28/07/2021 by Rev. Doug Walker 0 Comments
A Pebble in the Shoe
As seen in the HEARTbeat and the Village Voice
A Pebble in the Shoe
Ever had the misfortune of getting a pebble in your shoe? If it’s in the toe area, it can be very bothersome. But let that pebble make its way to your heel, and the situation can turn extreme. You can’t wait to sit down, remove your shoe, and shake the annoyance back onto the ground where it belongs.
The same holds true with a blister. I can remember NOT following the advice of the drill sergeant (I know this doesn’t surprise some of you that know me) and fill my boots with water the night before our first “road march” during basic training. Filling the laced-up boot with water softens the leather, and it dries while you are using them the next day on your basic training “nature walk.” By the time we returned to our company area at the end of the march, I and a lot of others who did not heed the advice were limping from the excruciating pain in our feet. The limping was so severe it caused the joints in my knees to hurt, as well as my hips for trying to compensate for the blisters by putting less pressure on the blistered foot. Limping for miles actually caused all the joints from the ground up the be “out of whack.”

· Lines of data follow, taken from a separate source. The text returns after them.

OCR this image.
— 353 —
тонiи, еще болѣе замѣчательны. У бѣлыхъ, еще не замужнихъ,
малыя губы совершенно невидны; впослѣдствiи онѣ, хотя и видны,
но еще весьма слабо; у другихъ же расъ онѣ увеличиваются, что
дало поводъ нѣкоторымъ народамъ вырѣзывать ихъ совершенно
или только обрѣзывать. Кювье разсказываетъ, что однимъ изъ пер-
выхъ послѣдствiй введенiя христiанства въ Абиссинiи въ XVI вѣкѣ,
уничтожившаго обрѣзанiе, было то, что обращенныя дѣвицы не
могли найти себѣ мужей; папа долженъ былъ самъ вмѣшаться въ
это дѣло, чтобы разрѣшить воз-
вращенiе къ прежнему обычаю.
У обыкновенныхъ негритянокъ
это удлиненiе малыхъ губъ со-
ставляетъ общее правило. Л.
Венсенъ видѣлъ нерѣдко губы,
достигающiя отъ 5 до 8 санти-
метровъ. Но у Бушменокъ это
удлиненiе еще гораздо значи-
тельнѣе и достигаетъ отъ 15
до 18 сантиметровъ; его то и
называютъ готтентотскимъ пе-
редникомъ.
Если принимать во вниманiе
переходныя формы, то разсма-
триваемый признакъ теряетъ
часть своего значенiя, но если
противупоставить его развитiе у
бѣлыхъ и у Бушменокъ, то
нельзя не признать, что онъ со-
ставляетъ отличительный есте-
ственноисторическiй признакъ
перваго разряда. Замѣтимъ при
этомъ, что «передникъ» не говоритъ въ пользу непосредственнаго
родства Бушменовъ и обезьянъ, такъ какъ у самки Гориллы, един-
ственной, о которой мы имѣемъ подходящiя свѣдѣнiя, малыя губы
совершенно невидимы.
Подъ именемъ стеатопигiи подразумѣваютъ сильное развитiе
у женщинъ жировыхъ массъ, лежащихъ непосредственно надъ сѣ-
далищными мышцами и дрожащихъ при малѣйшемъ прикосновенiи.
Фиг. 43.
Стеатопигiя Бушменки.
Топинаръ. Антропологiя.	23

Just as with our bodies, the church must have all its parts working efficiently to be an effective witness in the community it serves. Let a “pebble” get in the shoe and begins to cause an immediate source of pain. Let a “rub” between people go unsolved, and a blister will form. Even when the rub is attended to, the area over the blister forms a thickness of skin to help prevent a blister-causing irritation in the future.
When we have unresolved disagreements in the church, they can lead to blisters forming in the congregation. Even when the disagreement subsides, as with the shrinking of the blister, a tougher skin covering forms over our hearts to protect it from such irritations in the future. Is this a true forgiveness mindset we should have?
Several churches have split because of such “blisters” in their congregation. They seem to never get past their differences. Frankly, instead of focusing on our similarities, we should be celebrating our differences!
Just as with our bodies, the church is made up of different parts. Each body part functions as God intends and the body works great. If each person functions as God intends them to in the church by using the spiritual gifts given them, the church becomes a beacon of hope and love for those who need it.
God leads people to different churches because He knows the gifts He gave them, and where those gifts can be best utilized to help a congregation. The greatest thing we can do is use the gifts given to us, and listen to the Master’s directions through the Holy Spirit.
Let’s all fill our boots with water and prepare for the march ahead. If we do, God will soften the way, and form our boots to fit perfectly around our feet!